6) Root cause analysis cues
-- Example lineage probe (conceptual)
SELECT child_table, parent_table, last_run_ts, status
FROM lineage_runs
WHERE child_table = 'mart.customer_daily'
ORDER BY last_run_ts DESC
LIMIT 20;
RCA workflow
- Reproduce locally or in staging; confirm breach signal.
- Check change log (code, schema, data contracts, source outages) in the last 24–48 hours.
- Trace lineage one hop upstream; compare inputs vs expected contracts.
- Test hypotheses with targeted queries and backfills.
Drills / exercises
- Create a freshness and completeness check for a table you own; choose thresholds and define an owner.
- Implement a daily reconciliation between an ingestion table and a warehouse table using counts and a hash on a business key.
- Add a rolling z-score anomaly detector for a metric of your choice; tune threshold to reduce false positives.
- Draft an incident playbook for a high-severity data breach scenario relevant to your org.
- Build a small dashboard showing test pass rate, freshness SLO attainment, and MTTR over the last 30 days.
Common mistakes and how to avoid them
- Only checking downstream marts: instrument quality as early as possible near ingestion.
- Thresholds too strict or too loose: iterate using historical data and stakeholder input.
- Noisy alerts: add severity levels, cooldowns, and context; prefer actionable alerts.
- Non-idempotent re-runs: design pipelines with dedupe keys and safe retries.
- Skipping reconciliation: counts and hashes catch silent drift and schema quirks.
- Unowned incidents: assign owners and escalation paths; include runbooks in every alert.
Debugging tips
- Check whether the signal is real: validate with a direct query and a control table.
- Validate clocks and time zones when diagnosing freshness breaches.
- Compare a small partition/date; sample row-level diffs before full backfills.
- Roll back to last known good artifacts if hotfix risk is high.
Mini project: Quality guardrails for a critical dataset
Goal: Add reliable guardrails to a high-impact table (e.g., orders_daily) and publish quality KPIs.
- Design: define SLAs/SLOs, owners, and severity levels.
- Build: implement freshness, completeness, and domain checks; add a rolling anomaly detector for daily volume.
- Reconcile: schedule a daily source-vs-warehouse reconciliation job.
- Operate: configure alerts with runbook references and a simple on-call rotation.
- Report: create a dashboard with test coverage, pass rate, freshness attainment, incident count, and MTTR.
Stretch goals
- Add seasonality-aware anomalies (weekday profiles).
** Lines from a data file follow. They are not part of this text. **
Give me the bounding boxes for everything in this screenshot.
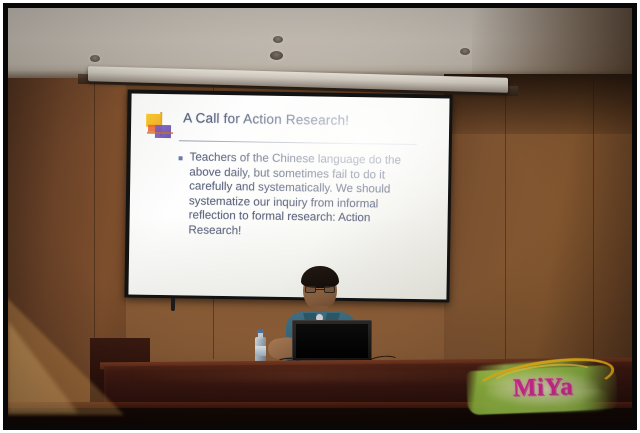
laptop-lid <box>292 320 372 362</box>
ceiling-downlight <box>90 55 100 62</box>
laptop-screen <box>296 324 368 358</box>
wall-panel-seam <box>593 78 594 368</box>
watermark-text: MiYa <box>463 372 624 404</box>
glasses-icon <box>305 286 335 293</box>
watermark-miya: MiYa <box>463 360 623 422</box>
laptop <box>292 320 372 366</box>
photo-frame: A Call for Action Research! Teachers of … <box>0 0 640 433</box>
bullet-marker-icon <box>179 156 183 160</box>
light-beam-inner <box>8 321 78 413</box>
ceiling-downlight <box>273 36 283 43</box>
photo-border: A Call for Action Research! Teachers of … <box>3 3 637 430</box>
bottle-label <box>255 346 266 356</box>
slide-decoration-icon <box>145 112 180 147</box>
slide-title-rule <box>179 140 417 145</box>
presenter-hair <box>301 266 339 288</box>
photo-scene: A Call for Action Research! Teachers of … <box>8 8 632 425</box>
ceiling-downlight <box>460 48 470 55</box>
slide-bullet-item: Teachers of the Chinese language do the … <box>177 150 426 241</box>
ceiling-downlight <box>270 51 283 60</box>
wall-panel-seam <box>505 78 506 368</box>
water-bottle <box>255 330 266 363</box>
slide-title: A Call for Action Research! <box>183 110 349 128</box>
slide-bullet-text: Teachers of the Chinese language do the … <box>188 150 426 241</box>
screen-bottom-weight <box>171 298 175 311</box>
- Publish a weekly stakeholder summary with trends and action items.
Subskills
- Data Quality Framework Design — Establish dimensions, SLAs/SLOs, ownership, and governance.
- Freshness Completeness Accuracy Checks — Implement baseline tests near data.
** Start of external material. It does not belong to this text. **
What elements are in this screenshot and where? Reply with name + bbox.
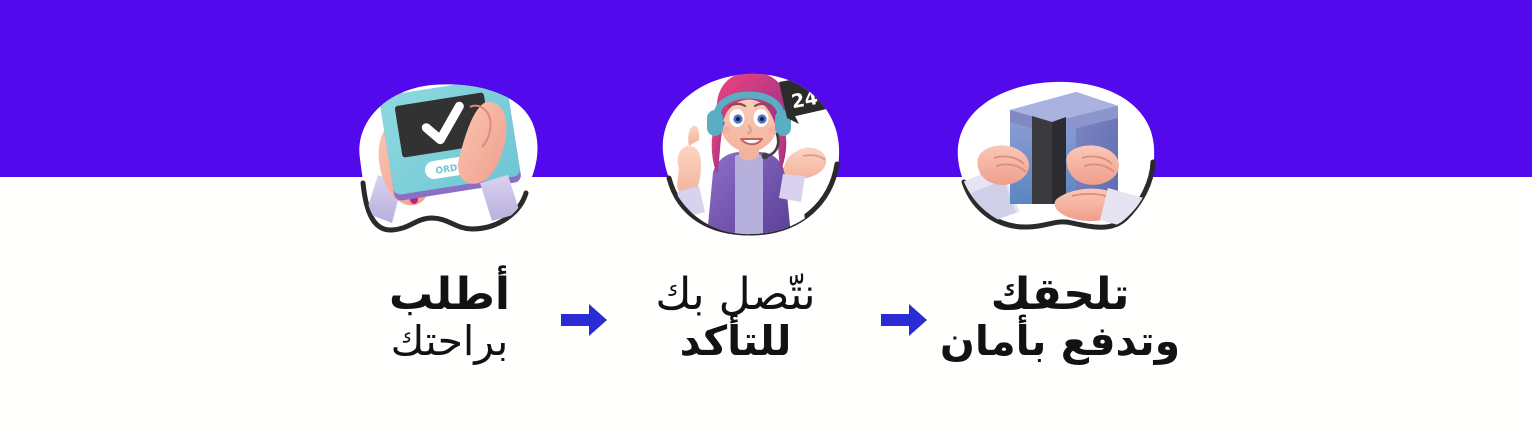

- Reconciliation Patterns — Detect drift across systems with counts and hashes.
- Anomaly Detection Strategy — Catch outliers with rolling baselines and tuned thresholds.
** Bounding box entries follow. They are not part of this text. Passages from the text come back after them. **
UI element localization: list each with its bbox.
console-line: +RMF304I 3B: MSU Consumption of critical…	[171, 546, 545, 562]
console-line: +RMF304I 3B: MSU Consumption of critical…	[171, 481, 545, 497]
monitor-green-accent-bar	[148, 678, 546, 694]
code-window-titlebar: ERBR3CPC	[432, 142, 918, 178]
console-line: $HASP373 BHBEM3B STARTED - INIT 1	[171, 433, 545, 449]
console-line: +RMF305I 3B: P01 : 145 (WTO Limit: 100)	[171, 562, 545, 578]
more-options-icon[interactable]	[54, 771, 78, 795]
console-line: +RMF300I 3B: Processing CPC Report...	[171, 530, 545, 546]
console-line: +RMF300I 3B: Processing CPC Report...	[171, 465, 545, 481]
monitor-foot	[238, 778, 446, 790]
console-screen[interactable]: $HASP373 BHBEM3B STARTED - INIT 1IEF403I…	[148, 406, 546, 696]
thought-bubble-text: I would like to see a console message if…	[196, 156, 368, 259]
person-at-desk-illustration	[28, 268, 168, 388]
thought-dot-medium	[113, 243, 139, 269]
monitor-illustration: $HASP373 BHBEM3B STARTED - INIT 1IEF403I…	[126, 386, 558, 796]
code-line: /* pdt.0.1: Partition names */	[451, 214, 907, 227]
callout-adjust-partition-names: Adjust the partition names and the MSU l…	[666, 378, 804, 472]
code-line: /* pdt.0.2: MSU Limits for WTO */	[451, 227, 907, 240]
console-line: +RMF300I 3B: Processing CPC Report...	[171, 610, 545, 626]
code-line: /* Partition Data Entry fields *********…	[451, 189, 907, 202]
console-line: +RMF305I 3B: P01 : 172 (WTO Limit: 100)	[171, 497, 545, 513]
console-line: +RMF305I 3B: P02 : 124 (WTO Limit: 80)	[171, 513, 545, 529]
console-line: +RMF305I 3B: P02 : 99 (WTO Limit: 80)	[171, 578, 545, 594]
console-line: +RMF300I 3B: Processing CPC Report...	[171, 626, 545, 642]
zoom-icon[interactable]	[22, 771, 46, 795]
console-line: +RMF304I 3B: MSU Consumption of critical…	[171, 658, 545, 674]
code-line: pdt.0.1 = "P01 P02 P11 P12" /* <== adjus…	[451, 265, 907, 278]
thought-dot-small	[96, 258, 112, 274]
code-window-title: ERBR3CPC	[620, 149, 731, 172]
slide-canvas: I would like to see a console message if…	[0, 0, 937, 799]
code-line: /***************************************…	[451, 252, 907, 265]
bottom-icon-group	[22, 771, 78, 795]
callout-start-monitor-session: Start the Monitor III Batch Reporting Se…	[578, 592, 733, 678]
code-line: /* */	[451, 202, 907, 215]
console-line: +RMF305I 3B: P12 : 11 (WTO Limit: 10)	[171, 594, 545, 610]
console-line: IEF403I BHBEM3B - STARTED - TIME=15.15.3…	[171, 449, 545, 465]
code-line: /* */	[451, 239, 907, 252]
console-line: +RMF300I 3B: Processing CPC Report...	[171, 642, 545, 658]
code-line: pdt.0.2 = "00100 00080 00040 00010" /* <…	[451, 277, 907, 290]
- Monitoring And Alerting Design — Route actionable alerts with severity and runbooks.
- Incident Management Playbooks — Standardize triage, containment, fix, and learn steps.
- Root Cause Analysis Process — Use lineage, contracts, and experiments to find causes.
- Quality Metrics And Reporting — Track coverage, failure rates, freshness, MTTR.
Next steps
- Pick one production dataset and implement at least three checks plus a reconciliation job.
- Define alerting and publish a small dashboard with your first quality KPIs.
- Schedule a monthly review to refine thresholds and update runbooks.